Zaid semakin terpesona melihat Adinda, gadis belia yang kini beranjak dewasa. Dengan tatanan rambut yang dikepang serta kulit putih yang kontras dengan warna pakaiannya. Bibir berwana merah muda dan posturnya yang tinggi semampai.

Gadis inilah yang selalu mengusik hatinya. Selalu menghantuinya dengan bayangan senyuman manisnya.

Sungguh Zaid tak bisa lagi memalingkan hatinya pada wanita lain. Hanya ada satu wanita yang bersemayam di hatinya.

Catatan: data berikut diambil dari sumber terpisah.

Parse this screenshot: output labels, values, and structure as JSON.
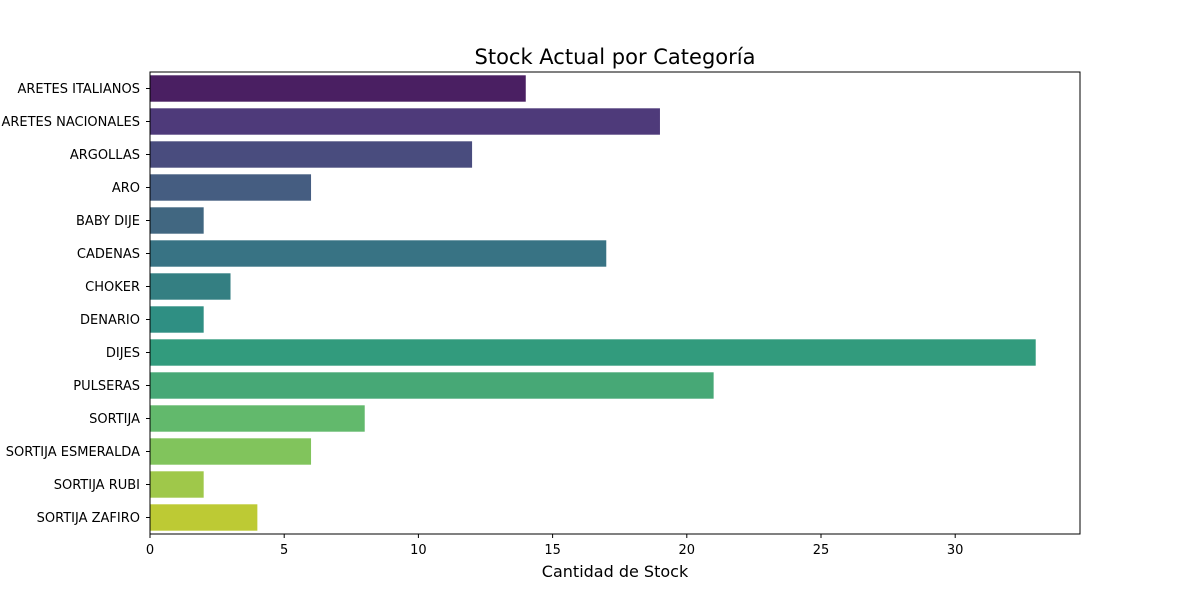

Gadis belia yang jelita, polos dan manja. Dialah Adinda, adik bungsu Arjuna sahabatnya.

Zaid menahan rasa yang membuncah di hatinya saat Adinda berjalan mendekat ke arahnya. Jantungnya berdetak lebih kencang terlebih saat Adinda berdiri di sampingnya.

" Abang... Kak Kiran belum selesai makan ? " tanya Adinda pada Arjuna.

Gadis cantik itu berbicara dengan sang kakak tanpa memedulikan keberadaan Zaid di sampingnya.

" Emangnya kenapa ? Laras rewel ? " tanya Arjuna sambil meraih bayi perempuannya.

" Engga sih, tapi Dinda kebelet nih. Abang pegangin Laras sebentar ! " jawab Adinda sambil menyerahkan Laras pada Arjuna.

" Tapi, abang lagi jagain Adam ini " Arjuna membawa Laras yang sibuk menarik-narik sepatu ke dalam pangkuannya.

" Idih... Bentar doang, gak tahan nih. Nanti kalau sampai Dinda bocor disini, berabe kan. Masa iya dinda harus saingan sama Laras pake popok juga" ceroscos Adinda asal.

" Kamu ini... " Arjuna geleng-geleng kepala dengan tingkah sang adik.

" Eh, salaman dulu nih sama temen abang, Kak Zaid baru datang " ucap Arjuna sambil menahan tangan Adinda dan menunjuk Zaid.

Adinda meraih tangan Zaid lalu mencium tangannya, bentuk rasa hormat kepada orang yang lebih tua.

" Dinda tinggal ke belakang dulu ya Kak. Kak Zaid ngobrol lagi deh sama bang Juna " ucap Dinda sopan sambil berlari kecil.

Zaid mengiringi kepergian Adinda dengan ekor matanya, lalu tersenyum samar.

Gadis ini sama sekali tidak berubah, mungkin yang berubah hanyalah kecantikannya yang semakin bertambah tetapi gaya bicaranya masih sama.

Polos, sopan, dan apa adanya. Sama seperti waktu pertama ia berjumpa yang membuatnya selalu memikirkan gadis belia yang cantik jelita itu.

AKZ part 2

Adinda Persada Ayunindya, gadis cantik berusia 20 tahun. Dia adalah adik bungsu dari sahabatku Arjuna Satria Persada.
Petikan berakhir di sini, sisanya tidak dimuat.